Total species richness and reproductive species richness
The number of species present on the two seed bank strips did not vary with time of planting. At the Jan98 and May98 vegetation scores, the spring and autumn seed bank strips were respectively two months old. At these times there was no consistent pattern showing that the autumn or spring planting produced a more species rich community (Fig 14a). In the AF, M and SF water regimes, the spring planted seed bank strip was more species rich than the autumn planted seed bank strip two months after planting. This contrasted with the P and TF water regimes, in which the autumn planted seed bank strip was more species rich than the spring planted one.
These results contrasted with the number of species which had reached reproductive maturity (Fig 14b). More species were reproducing on the spring planted seed bank than the autumn seed bank strip two months after planting in all water regimes. This difference was not great in some regimes (AF and M), but was large in the P, SF and TF regimes. Also, in May98 more species on the spring planted seed bank strip (now six months since planting) were reproducing than either the same communities in Jan98 at two months old (except for the SF regime), and the autumn planted seed bank strip in May98 at two months old.
Functional group species richness (species presence and species reproduction)
Species from most of the five functional groups were present under all water regimes on the spring and autumn planted seed bank strips and at the two times (Jan98 and May98). The exception was the submerged species which were not present when the wetlands were empty or just beginning to fill (AF and M in May98).
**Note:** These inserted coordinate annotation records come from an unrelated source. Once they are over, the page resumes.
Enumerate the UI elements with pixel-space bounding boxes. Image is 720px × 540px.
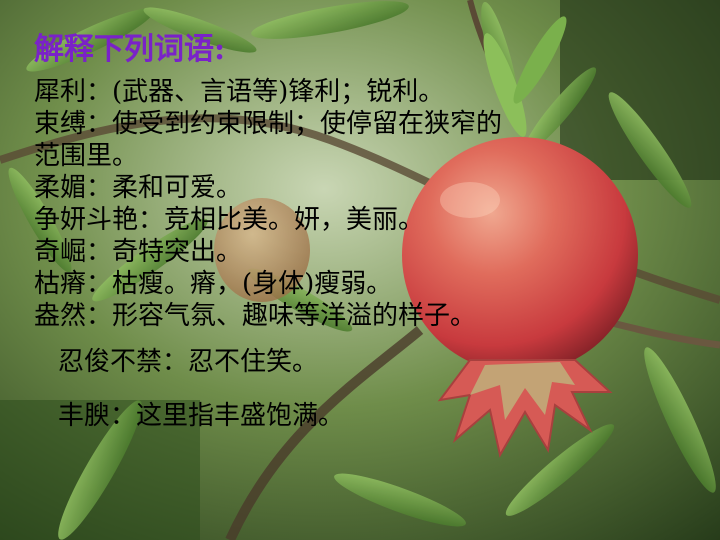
vocab-line: 争妍斗艳：竞相比美。妍，美丽。	[34, 205, 425, 235]
vocabulary-list: 犀利：(武器、言语等)锋利；锐利。 束缚：使受到约束限制；使停留在狭窄的 范围里…	[34, 76, 634, 432]
vocab-line: 柔媚：柔和可爱。	[34, 173, 243, 203]
vocab-line: 丰腴：这里指丰盛饱满。	[58, 401, 345, 431]
vocab-line: 枯瘠：枯瘦。瘠，(身体)瘦弱。	[34, 269, 393, 299]
vocab-line: 束缚：使受到约束限制；使停留在狭窄的	[34, 109, 503, 139]
vocab-line: 犀利：(武器、言语等)锋利；锐利。	[34, 77, 445, 107]
vocab-line: 盎然：形容气氛、趣味等洋溢的样子。	[34, 301, 477, 331]
vocab-line: 范围里。	[34, 141, 139, 171]
vocab-line: 奇崛：奇特突出。	[34, 237, 243, 267]
slide-title: 解释下列词语:	[34, 32, 226, 67]
vocab-line: 忍俊不禁：忍不住笑。	[58, 347, 319, 377]
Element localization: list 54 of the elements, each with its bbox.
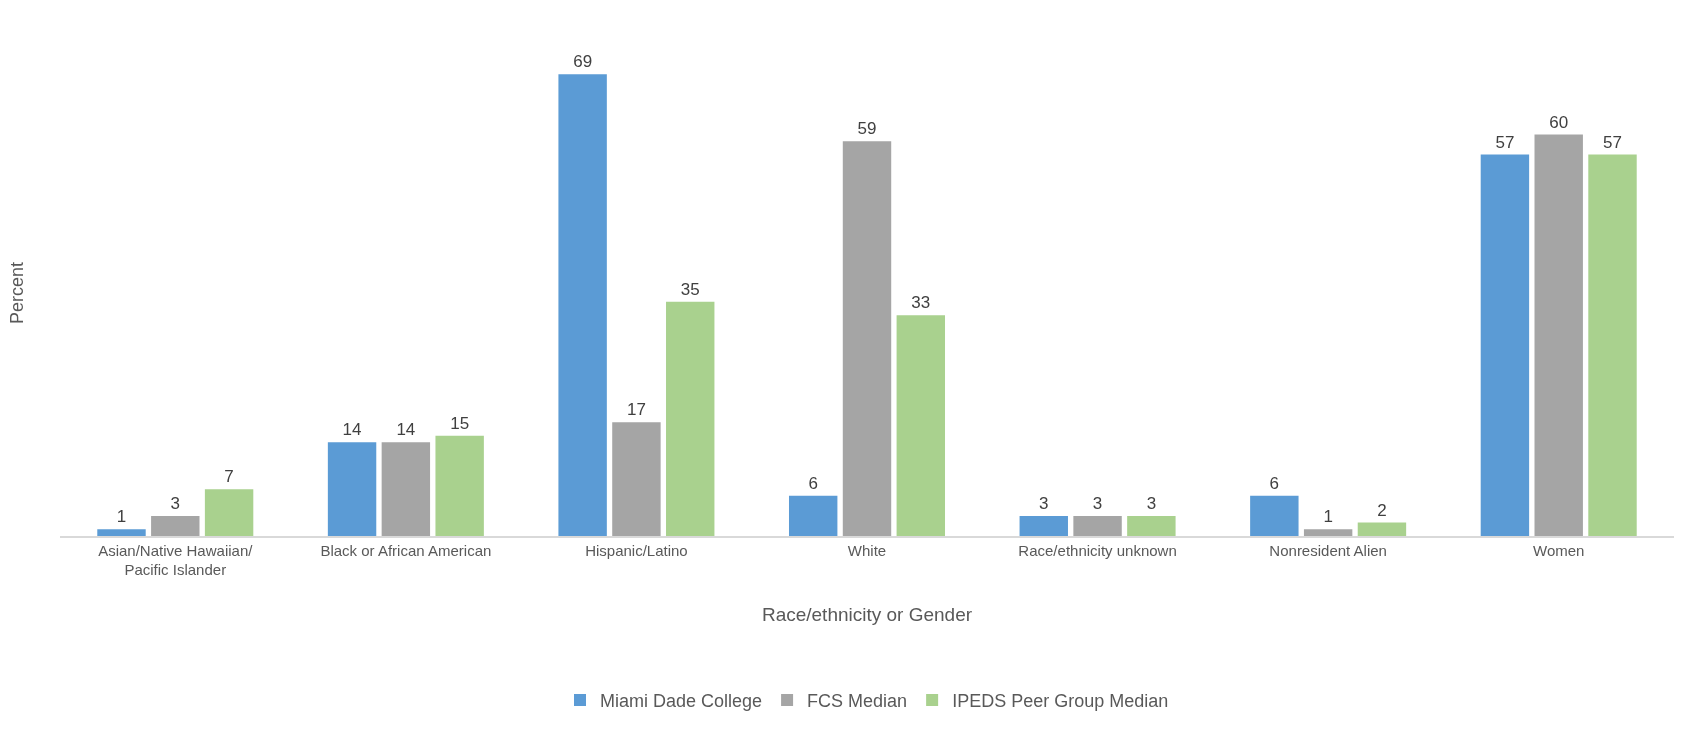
bar (666, 301, 715, 536)
data-label: 14 (342, 420, 362, 440)
data-label: 3 (1146, 493, 1157, 513)
data-label: 69 (573, 52, 593, 72)
bar (151, 515, 200, 536)
bar (381, 442, 431, 536)
bar (1019, 515, 1068, 536)
x-tick-label: Nonresident Alien (1269, 541, 1387, 559)
data-label: 3 (1092, 493, 1103, 513)
x-tick-label: Women (1533, 541, 1585, 559)
data-label: 35 (680, 279, 700, 299)
bar (1303, 529, 1353, 536)
bar (1480, 154, 1530, 536)
data-label: 1 (1323, 507, 1333, 527)
data-label: 6 (808, 473, 818, 493)
bar (1588, 154, 1637, 536)
data-label: 3 (170, 493, 181, 513)
legend-label: Miami Dade College (600, 691, 763, 712)
data-label: 14 (396, 420, 416, 440)
data-label: 57 (1603, 132, 1622, 152)
data-label: 15 (450, 413, 470, 433)
bar (327, 442, 377, 536)
x-tick-label: White (847, 541, 887, 559)
data-label: 17 (626, 400, 646, 420)
bar (842, 141, 892, 536)
data-label: 60 (1549, 112, 1569, 132)
bar (1357, 522, 1407, 536)
legend-label: FCS Median (807, 691, 908, 712)
x-tick-label: Asian/Native Hawaiian/Pacific Islander (98, 541, 254, 579)
data-label: 57 (1495, 132, 1515, 152)
legend-label: IPEDS Peer Group Median (952, 691, 1169, 712)
x-tick-label: Black or African American (320, 541, 492, 559)
y-axis-title: Percent (7, 261, 27, 325)
bar (435, 435, 484, 536)
bar (896, 315, 946, 536)
bar (1250, 495, 1299, 536)
bar (204, 489, 254, 536)
data-label: 6 (1269, 473, 1280, 493)
x-axis-title: Race/ethnicity or Gender (761, 603, 973, 625)
data-label: 2 (1377, 500, 1387, 520)
bar (1127, 515, 1176, 536)
x-tick-label: Hispanic/Latino (585, 541, 688, 559)
data-label: 1 (116, 507, 127, 527)
data-label: 33 (911, 293, 931, 313)
bar (788, 495, 838, 536)
x-tick-label: Race/ethnicity unknown (1018, 541, 1177, 559)
bar (1534, 134, 1583, 536)
data-label: 3 (1039, 493, 1049, 513)
data-label: 7 (224, 467, 234, 487)
bar (558, 74, 607, 536)
bar (1073, 515, 1122, 536)
bar (97, 529, 146, 536)
bar (612, 422, 661, 536)
data-label: 59 (857, 119, 877, 139)
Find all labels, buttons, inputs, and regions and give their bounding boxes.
In contrast, reproductive species did not cover a wide range of functional groups. As a general rule, the spring planted seed bank strip in May98 (ie the six month old strip) had the broadest range of species reproducing, but the two month old seed bank strips (spring-planted in Jan98 and autumn planted in May98) were limited to Terrestrial and Amphibious species. Submerged species were only reproductive two months after planting on the autumn strip in the SF and P water regimes.
In the initial stages of plant community establishment, season and length of time since planting did not affect the number or diversity of species present. Conversely, the number of species and diversity of plant types which had reached reproductive maturity was influenced by season and length of time since planting. Thus the timing of planting donor seed banks in wetlands potentially influences which species add seeds to the soil seed bank in the first year of establishment. To maximise the number of species being added to the seed bank within the first year of revegetating a wetland, donor seed banks should be planted in spring time so that most species have reached reproductive maturity by summer and autumn, and have seeded before winter.